もちろん全ての方がそうであるとは思いませんし、勝手な憶測にしか過ぎないかもしれませんが、単に軽い体で綺麗な戦い方をして勝っているからテクニックがある…と単純に考えられているように感じます。

私がスポーンのテクニックとして特に秀でていると感じるのは、「距離感」「蹴りのうねり動作」そして「柔軟かつ強固なディフェンス」です。
今回のアリスター戦において、打たれ弱く、肉体的なパワーにやや欠けるスポーンが善戦できたのは、先に挙げた最後の項目「柔軟かつ強固なディフェンス」が最たる要因だと思います。

ディフェンスにおいて「強固なディフェンス」と「柔軟なディフェンス」は得てして相反しがちなものです。
例えばブロッキングに徹することは、クリーンヒットを容易に防げまる点で"強固"ですが、攻防が分離してしまうために"柔軟性に欠ける"ディフェンス手段です。

しかしスポーンはブロッキングをベースに、ボディーワークをミックスすることで独自のディフェンス手段を築いています。
ブロックを固めたまま少しばかりのスウェー、ヘッドスリップなどを交えることで、相手のヒットポイントをずらし、「インパクトを弱める」「連打を許さない」「圧力そのものを軽減させる」といった効果をもたらしています。
これによりアリスターの圧力をある程度抑えつけ、致命的なタフネスの低さを補うことに成功しました。


対してアリスターのテクニックとはどういうものでしょうか。
「攻撃のバリェーション」「攻撃までのつなぎ」「体を効率よく使ったパンチ」「蹴りのうねり動作」「圧力のかけ方」などが考えられます。

特に「攻撃までのつなぎ」「体を効率よく使ったパンチ」という2点に関しては、K-1でもトップと言っても過言ではありません。

左フックの動作をあえて挟んで相手のガードを右に意識させてから、右の顔面膝。
膝の脅威を与えた上で、膝のフェイントから左のフック。
右ストレートを相手の眼前にインサイドブロー気味に放って目隠ししてから、左手のグローブで相手の右ガードを振りほどき、右のフック。
右手のグローブで相手の右ガードを振りほどきながら、かつ死角から右の顔面膝。

枚挙に暇がないほど、メインの攻撃をヒットさせるまでの布石を振りまいています。
私はこれほどの布石を試合中に撒けるK-1選手を見たことがありません。


2R残り40秒ほどに、アリスターの右フックがヒットし、スポーンがダメージを見せたことで形勢はアリスターに傾きました。
その右フックがヒットしたのは、アリスターが効率よく体を用いているからです。

その場面を詳しく見てみましょう。
アリスターが左フックを放ったことで、スポーンがバランスを崩してサウスポー構えになりながらアリスターの右側へ移動しています。
その刹那にアリスターが右フックをガードの隙間を縫ってヒットさせています。

このシーンで驚くべきことは、アリスターはスポーンが右方向へ移動するのに合わせて、上体をオーソドックスからサウスポーに入れ替えているのです。

スポーンはバランスを崩して、恐らく不本意にサウスポー構えに切り替わります。
するとアリスターから見てスポーンの右半身は、(スポーンが)オーソドックス構えの時と比べて半身分遠くなります。

これではオーソドックスからの右フックは当たらない。
しかしサウスポーにスイッチして右フックを放てば届きます。
このスイッチ動作を下半身を動かすことなく、上半身の入れ替えだけでこなしていたために淀みなくパンチ動作に移れたのだと考えられます。

そしてこの時の右フックはお手本のようなものです。
軸足となる前足を上体の回転方向へ全く旋回していないために、上体が左回転に引っ張られるように伸びきります。
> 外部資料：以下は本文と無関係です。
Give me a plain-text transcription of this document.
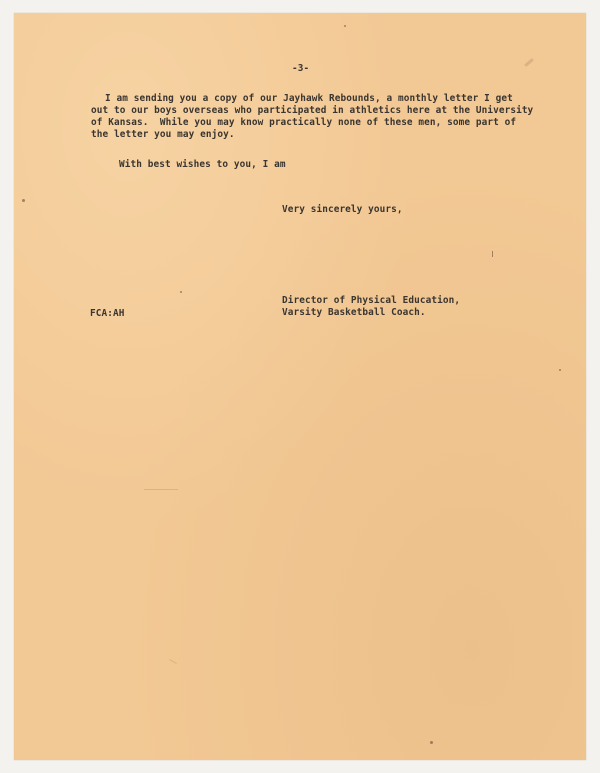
-3-
I am sending you a copy of our Jayhawk Rebounds, a monthly letter I get
out to our boys overseas who participated in athletics here at the University
of Kansas.  While you may know practically none of these men, some part of
the letter you may enjoy.
With best wishes to you, I am
Very sincerely yours,
FCA:AH
Director of Physical Education,
Varsity Basketball Coach.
その上体の伸びにつられて腕が発射されているために、横に綺麗な弧を描く「SSCをふんだんに使ったパンチ」になっています。
 *SSC→筋肉の収縮を生かして運動を増幅させること

アリスターのパンチ(というよりも動作全般)は余剰な力みがほとんど感じられず、全身を効率よく使っているので、相手にモーションが悟られにくく、破壊力もあり、そしてスタミナを消費しません。
上体を明らかに力ませて打っているために効率良く体を使えず、クリーンヒットしても相手を倒せないスポーンとは好対照です。

このようなパンチの基本的な諸部分も、後天的に身につける列記としたテクニックです。
ムエタイ選手の絶妙な崩しや回避能力といったものと比べると目につきにくいものですが、アリスターは基礎的なテクニックが誰よりもしっかり身についているために、人間離れした肉体を持ちながら3試合を戦い抜くスタミナを確保できるのでしょう。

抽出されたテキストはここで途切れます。